Explainer: What does the Canadian Emergency Student Benefit look like?
The new aid initiative targets students who don’t qualify for CERB
News / May 1, 2020
Last week Prime Minister Justin Trudeau announced the Canada Emergency Student Benefit as part of a $9 billion package to help post-secondary students during the COVID-19 pandemic.
Eligible post-secondary students receive $1,250 per month from May to August. If eligible students have a disability or are taking care of someone else, they can instead receive $1,750 a month for the same period.
Post-secondary students currently in school or planning to start in September and alumni who graduated in December 2019 are eligible.
Working students making less than $1,000 a month are also eligible.
CESB was created as an option for students who do not qualify for the Canada Emergency Response Benefit announced in March.

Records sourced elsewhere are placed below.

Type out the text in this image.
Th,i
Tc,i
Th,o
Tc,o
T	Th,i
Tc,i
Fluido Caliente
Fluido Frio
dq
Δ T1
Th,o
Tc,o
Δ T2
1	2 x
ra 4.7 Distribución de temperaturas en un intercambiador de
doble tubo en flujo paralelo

CERB requires you to have stopped working because of reasons related to COVID-19 and to have made at least $5,000 in 2019. Many students did not qualify, as they only worked in the summers to pay for full-time classes for the rest of the year and made less than $5,000.
“COVID-19 has meant that there aren’t as many jobs out there for students, and without a job, it can be hard to pay for tuition or the day-to-day basics. You might normally have turned to your parents for help, but right now mom and dad are stretched, too,” Trudeau said in the announcement.
“It’s not as easy as saying we’re going to send out a cheque to every Canadian regardless of their age or their region. It’s more complex than that,” Trudeau said, rejecting the universal payment system.
Some are worried that the CESB may not be enough for students. As Zoe Christmas writes in an article for CBC, students who live independently from their parents and have the same bills to pay “such as rent, groceries, and phone bills” could struggle to get by even with the CESB funding.
She adds that many students will also have to pay for their tuition in September.
“Add to that the costs of things like books, school materials, and housing, and the $5,000 the federal government has pledged for the following four months does not measure up for students who won’t be able to find jobs this summer,” she writes.
On Wednesday, the House of Commons was recalled to debate legislation that would provide $9 billion in financial aid to post-secondary students financially suffering due to the COVID-19 pandemic.
The House passed the $9 billion aid to students after opposition parties successfully negotiated a boost to the CESB. Eligible students with a disability or a child receive $2,000, which is equal to the CERB.
Members of the Conservative Party were concerned that students would be less likely to look for work when receiving the government’s financial aid despite the fact that essential service providers are low on staff. To address this, a new requirement was announced: Now, to qualify for the emergency financial aid, students must also prove they are looking for work.
The government is developing a way to connect students with employers who have labour shortages, particularly in agriculture.